Remember when the Republican party was the party of limited government and what they argued were the "original intentions" of the Framers of the Constitution? Well, this article lets them have it, with their own (alleged) principles.

George W. Bush is the imperial president that James Madison and other founders of this great republic warned us about. He lied the nation into precisely the “foreign entanglements” that George Washington feared would destroy the experiment in representative government, and he has championed a spurious notion of security over individual liberty, thus eschewing the alarms of Thomas Jefferson as to the deprivation of the inalienable rights of free citizens.
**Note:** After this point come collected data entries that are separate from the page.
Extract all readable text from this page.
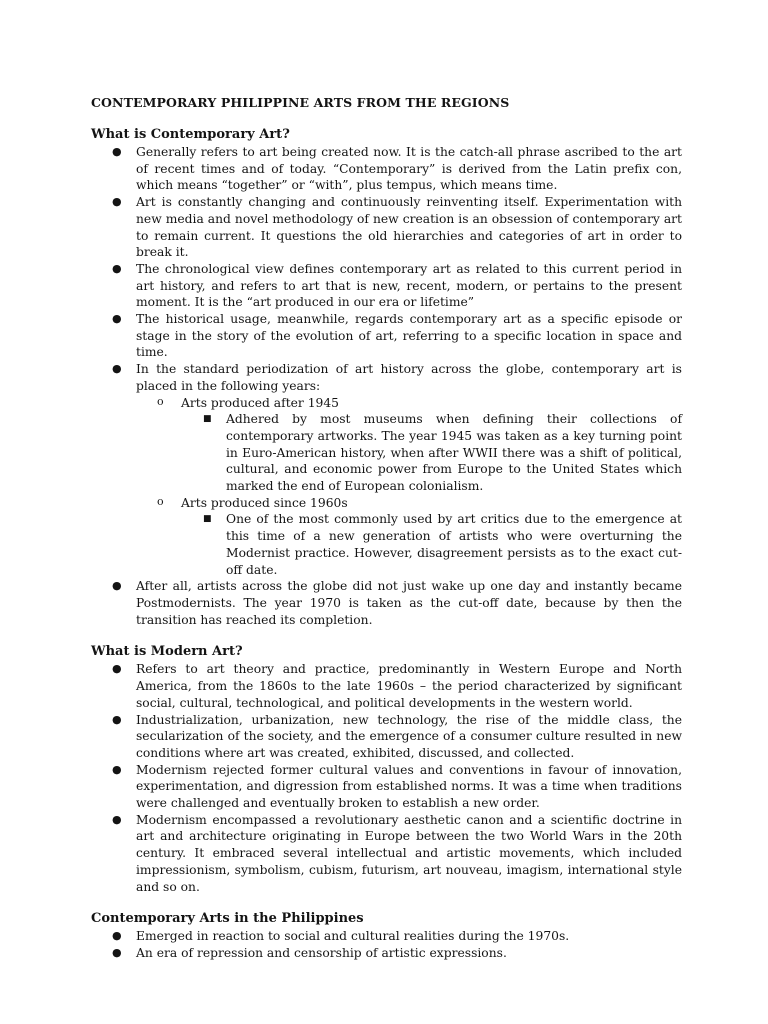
CONTEMPORARY PHILIPPINE ARTS FROM THE REGIONS
What is Contemporary Art?
● Generally refers to art being created now. It is the catch-all phrase ascribed to the art of recent times and of today. “Contemporary” is derived from the Latin prefix con, which means “together” or “with”, plus tempus, which means time.
● Art is constantly changing and continuously reinventing itself. Experimentation with new media and novel methodology of new creation is an obsession of contemporary art to remain current. It questions the old hierarchies and categories of art in order to break it.
● The chronological view defines contemporary art as related to this current period in art history, and refers to art that is new, recent, modern, or pertains to the present moment. It is the “art produced in our era or lifetime”
● The historical usage, meanwhile, regards contemporary art as a specific episode or stage in the story of the evolution of art, referring to a specific location in space and time.
● In the standard periodization of art history across the globe, contemporary art is placed in the following years:
o Arts produced after 1945
■ Adhered by most museums when defining their collections of contemporary artworks. The year 1945 was taken as a key turning point in Euro-American history, when after WWII there was a shift of political, cultural, and economic power from Europe to the United States which marked the end of European colonialism.
o Arts produced since 1960s
■ One of the most commonly used by art critics due to the emergence at this time of a new generation of artists who were overturning the Modernist practice. However, disagreement persists as to the exact cut-off date.
● After all, artists across the globe did not just wake up one day and instantly became Postmodernists. The year 1970 is taken as the cut-off date, because by then the transition has reached its completion.
What is Modern Art?
● Refers to art theory and practice, predominantly in Western Europe and North America, from the 1860s to the late 1960s – the period characterized by significant social, cultural, technological, and political developments in the western world.
● Industrialization, urbanization, new technology, the rise of the middle class, the secularization of the society, and the emergence of a consumer culture resulted in new conditions where art was created, exhibited, discussed, and collected.
● Modernism rejected former cultural values and conventions in favour of innovation, experimentation, and digression from established norms. It was a time when traditions were challenged and eventually broken to establish a new order.
● Modernism encompassed a revolutionary aesthetic canon and a scientific doctrine in art and architecture originating in Europe between the two World Wars in the 20th century. It embraced several intellectual and artistic movements, which included impressionism, symbolism, cubism, futurism, art nouveau, imagism, international style and so on.
Contemporary Arts in the Philippines
● Emerged in reaction to social and cultural realities during the 1970s.
● An era of repression and censorship of artistic expressions.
But most important, he has used the sledgehammer of war to obliterate the separation of powers that James Madison enshrined in the U.S. Constitution.

“In war,” Madison wrote in 1795, at a time when the young republic still faced its share of dangerous enemies, “the discretionary power of the Executive is extended ... and all the means of seducing the minds are added to those of subduing the force, of the people.”

Because “[n]o nation could preserve its freedom in the midst of continual warfare,” Madison urged that the constitutional separation of powers he had codified be respected. “The Constitution expressly and exclusively vests in the Legislature the power of declaring a state of war ... the power of raising armies,” he wrote. “The separation of the power of raising armies from the power of commanding them is intended to prevent the raising of armies for the sake of commanding them.”

The abuses of power that have resulted from the without beginning (no declaration) and without end 'war on terror' have been easily documented- warrantless wire-tapping, torture at Gitmo, the creation of a fourth branch of government (as VP Cheney apparently sees himself), etc. Of course the Democrats are culpable- for the blank check "war authorization" and for wasting time on such issues (non-issues) as the firing of the US Attorneys rather than really reigning in the President in Iraq and on torture.

In other words, our system of government is threatened only in part by terrorists, but also by the actions of the Bush Administration, and the inaction of the Democratic opposition.